According to the couple, they were planning on spending the afternoon at the pool when their visit was suddenly cut short by a lifeguard on duty.
“We were just having fun, playing around in the pool, and then all of a sudden she blew her whistle and told us, “No PDA,’” Higgs said.
While the pool does have an unwritten rule prohibiting public displays of affection (PDA), the couple believes the guard was not upset about what they were doing, but about who they were.
“She’s like, ‘You need to leave because you’re gay,’” Adams said. “That was it, word for word.”
According to Higgs, the conversation was had in front of everyone at the pool.
“It was rude, it was embarrassing,” Higgs said. “She called it out in front of everybody. She could have gone about it in a different way.”
However, the city contends the lifeguard acted entirely differently.
“We absolutely disagree with that," City Spokesman Steve Garside said. "They were not asked to leave.
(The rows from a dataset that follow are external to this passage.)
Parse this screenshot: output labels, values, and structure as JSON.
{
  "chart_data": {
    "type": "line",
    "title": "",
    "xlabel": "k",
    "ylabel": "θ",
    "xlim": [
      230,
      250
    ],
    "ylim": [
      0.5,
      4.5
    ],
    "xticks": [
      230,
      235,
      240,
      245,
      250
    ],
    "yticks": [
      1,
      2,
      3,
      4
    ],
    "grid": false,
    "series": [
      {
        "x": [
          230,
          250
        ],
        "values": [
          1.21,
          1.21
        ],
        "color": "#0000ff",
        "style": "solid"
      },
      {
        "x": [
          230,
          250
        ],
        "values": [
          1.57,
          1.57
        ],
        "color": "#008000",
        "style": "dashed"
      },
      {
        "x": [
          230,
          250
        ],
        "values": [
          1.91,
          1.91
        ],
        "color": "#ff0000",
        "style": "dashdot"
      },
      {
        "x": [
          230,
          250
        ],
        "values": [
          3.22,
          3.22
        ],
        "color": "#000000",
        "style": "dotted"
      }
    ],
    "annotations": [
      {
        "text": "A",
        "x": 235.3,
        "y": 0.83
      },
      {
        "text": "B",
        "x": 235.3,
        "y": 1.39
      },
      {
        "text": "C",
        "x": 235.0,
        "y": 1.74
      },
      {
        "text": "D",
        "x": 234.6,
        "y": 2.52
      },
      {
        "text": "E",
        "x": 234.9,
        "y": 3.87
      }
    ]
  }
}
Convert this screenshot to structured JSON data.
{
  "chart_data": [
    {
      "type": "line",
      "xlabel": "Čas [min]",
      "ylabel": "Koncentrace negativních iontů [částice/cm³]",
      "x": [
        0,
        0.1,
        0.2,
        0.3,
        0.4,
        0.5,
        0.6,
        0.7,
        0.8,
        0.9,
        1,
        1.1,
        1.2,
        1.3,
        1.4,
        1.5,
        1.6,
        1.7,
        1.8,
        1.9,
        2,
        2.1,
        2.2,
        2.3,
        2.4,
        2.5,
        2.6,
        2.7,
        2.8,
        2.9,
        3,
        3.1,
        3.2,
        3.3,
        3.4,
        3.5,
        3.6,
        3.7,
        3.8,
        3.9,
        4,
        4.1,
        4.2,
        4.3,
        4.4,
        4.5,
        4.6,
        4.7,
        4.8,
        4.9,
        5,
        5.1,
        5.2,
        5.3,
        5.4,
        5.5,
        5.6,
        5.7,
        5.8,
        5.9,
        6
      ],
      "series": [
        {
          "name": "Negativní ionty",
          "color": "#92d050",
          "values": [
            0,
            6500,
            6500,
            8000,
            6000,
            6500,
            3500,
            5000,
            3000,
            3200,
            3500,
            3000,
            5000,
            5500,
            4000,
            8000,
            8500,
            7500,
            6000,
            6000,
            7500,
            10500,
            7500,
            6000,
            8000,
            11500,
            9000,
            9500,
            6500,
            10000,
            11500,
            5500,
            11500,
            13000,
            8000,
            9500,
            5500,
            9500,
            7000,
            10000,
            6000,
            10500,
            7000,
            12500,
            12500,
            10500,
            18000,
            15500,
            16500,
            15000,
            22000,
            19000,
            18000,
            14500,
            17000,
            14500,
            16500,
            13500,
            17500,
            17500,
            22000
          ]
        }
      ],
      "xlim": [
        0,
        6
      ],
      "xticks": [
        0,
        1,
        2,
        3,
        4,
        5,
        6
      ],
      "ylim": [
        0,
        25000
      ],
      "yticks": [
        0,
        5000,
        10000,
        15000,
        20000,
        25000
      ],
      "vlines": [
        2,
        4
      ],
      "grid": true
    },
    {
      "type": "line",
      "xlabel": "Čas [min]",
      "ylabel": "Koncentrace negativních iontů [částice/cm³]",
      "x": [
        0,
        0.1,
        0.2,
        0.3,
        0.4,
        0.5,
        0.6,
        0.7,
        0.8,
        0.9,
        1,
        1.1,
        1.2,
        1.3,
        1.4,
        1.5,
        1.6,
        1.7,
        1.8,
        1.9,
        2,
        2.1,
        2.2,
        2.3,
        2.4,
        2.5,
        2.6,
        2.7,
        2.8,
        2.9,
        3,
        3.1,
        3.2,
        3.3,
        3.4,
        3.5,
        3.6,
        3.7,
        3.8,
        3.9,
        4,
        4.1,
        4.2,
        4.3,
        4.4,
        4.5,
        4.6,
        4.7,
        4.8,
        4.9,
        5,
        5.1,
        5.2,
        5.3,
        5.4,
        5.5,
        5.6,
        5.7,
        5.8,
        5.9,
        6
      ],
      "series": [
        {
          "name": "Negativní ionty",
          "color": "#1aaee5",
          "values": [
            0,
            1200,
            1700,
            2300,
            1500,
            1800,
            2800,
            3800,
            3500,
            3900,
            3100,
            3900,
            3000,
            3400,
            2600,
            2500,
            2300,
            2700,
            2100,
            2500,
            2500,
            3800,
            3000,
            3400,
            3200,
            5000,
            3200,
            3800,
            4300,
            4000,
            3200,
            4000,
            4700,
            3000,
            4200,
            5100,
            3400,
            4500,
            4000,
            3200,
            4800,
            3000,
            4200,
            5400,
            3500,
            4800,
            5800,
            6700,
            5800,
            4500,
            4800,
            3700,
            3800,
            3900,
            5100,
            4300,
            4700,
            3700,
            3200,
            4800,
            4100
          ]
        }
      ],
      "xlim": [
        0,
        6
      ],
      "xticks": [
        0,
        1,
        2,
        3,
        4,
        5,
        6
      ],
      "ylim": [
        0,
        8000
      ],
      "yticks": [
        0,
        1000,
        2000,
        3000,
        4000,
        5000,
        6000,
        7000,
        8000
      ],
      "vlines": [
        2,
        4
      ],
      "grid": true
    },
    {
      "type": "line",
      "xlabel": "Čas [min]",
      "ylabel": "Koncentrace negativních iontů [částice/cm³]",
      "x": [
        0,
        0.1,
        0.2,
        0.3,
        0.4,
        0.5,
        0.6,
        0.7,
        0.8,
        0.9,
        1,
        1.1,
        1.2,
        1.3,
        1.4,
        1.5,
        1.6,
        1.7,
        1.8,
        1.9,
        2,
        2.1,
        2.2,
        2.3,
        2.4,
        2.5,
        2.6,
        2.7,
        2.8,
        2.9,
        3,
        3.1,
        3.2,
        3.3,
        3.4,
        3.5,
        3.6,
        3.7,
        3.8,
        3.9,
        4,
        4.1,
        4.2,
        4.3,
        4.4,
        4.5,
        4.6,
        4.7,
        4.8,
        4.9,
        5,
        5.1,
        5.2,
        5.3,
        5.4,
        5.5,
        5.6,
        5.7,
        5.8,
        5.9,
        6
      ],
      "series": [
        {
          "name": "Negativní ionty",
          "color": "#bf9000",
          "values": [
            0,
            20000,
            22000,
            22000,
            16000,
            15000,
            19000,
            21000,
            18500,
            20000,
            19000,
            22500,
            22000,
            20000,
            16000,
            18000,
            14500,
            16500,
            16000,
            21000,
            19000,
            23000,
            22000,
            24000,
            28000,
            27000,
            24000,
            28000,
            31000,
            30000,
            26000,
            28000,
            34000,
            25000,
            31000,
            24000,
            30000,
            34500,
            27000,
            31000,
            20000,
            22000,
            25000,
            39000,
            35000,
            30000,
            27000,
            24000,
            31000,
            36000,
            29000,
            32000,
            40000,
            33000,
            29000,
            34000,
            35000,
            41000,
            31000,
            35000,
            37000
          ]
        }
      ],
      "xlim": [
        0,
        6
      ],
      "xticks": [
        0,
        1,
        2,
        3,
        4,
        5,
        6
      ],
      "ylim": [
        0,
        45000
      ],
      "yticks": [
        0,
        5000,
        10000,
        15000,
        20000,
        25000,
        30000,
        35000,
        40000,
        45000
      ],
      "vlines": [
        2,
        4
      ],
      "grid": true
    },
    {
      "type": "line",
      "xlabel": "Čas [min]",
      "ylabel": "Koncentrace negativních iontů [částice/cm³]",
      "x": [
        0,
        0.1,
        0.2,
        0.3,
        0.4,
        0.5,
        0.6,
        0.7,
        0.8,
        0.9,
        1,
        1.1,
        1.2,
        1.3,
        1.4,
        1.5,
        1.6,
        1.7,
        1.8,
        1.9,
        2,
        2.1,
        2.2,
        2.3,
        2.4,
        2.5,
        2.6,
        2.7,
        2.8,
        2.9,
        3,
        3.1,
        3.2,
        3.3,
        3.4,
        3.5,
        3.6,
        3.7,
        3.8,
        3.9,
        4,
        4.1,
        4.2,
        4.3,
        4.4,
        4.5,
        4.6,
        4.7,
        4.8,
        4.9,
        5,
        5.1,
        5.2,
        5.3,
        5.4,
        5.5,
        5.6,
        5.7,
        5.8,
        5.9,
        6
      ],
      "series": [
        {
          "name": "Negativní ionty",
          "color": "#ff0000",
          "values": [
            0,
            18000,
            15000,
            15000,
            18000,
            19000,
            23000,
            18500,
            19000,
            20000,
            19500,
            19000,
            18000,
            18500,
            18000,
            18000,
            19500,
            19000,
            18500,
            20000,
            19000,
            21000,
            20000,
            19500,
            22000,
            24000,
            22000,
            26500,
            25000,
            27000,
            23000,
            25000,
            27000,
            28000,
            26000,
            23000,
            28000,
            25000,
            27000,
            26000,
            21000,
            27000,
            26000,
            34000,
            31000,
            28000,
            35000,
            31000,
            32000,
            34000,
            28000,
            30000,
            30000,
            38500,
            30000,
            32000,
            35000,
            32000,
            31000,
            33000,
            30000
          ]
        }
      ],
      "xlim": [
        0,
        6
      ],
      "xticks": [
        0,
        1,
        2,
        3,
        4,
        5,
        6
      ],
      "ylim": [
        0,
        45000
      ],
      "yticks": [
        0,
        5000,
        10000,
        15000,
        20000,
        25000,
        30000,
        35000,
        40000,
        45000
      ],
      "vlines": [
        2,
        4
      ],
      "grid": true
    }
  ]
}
They were just reminded, again, that this is a family facility."
According to Garside, the pool’s PDA policy applies to everyone, not just the couple, and the girls’ actions were in violation of it.
“My understanding is that they actually had their legs wrapped around each other, and they were kissing passionately in the pool,” Garside said.
He contends their lifeguard merely followed protocol, but never kicked the couple out for being gay.
“It is absolutely not true," Garside said. "This is an instance that is not uncommon; as we see couples, regardless of their sexual orientation, sometime get involved in a public display of affection, and our lifeguard was responding in an appropriate way.”
However, the girls maintain they were punished not for breaking any rules, but for violating someone’s personal beliefs.
“It’s their word against ours," Adams said. "But we know what happened. And if this didn’t happen, we wouldn’t be so hurt by it. Because it does hurt, it hurts bad. And they don’t care.”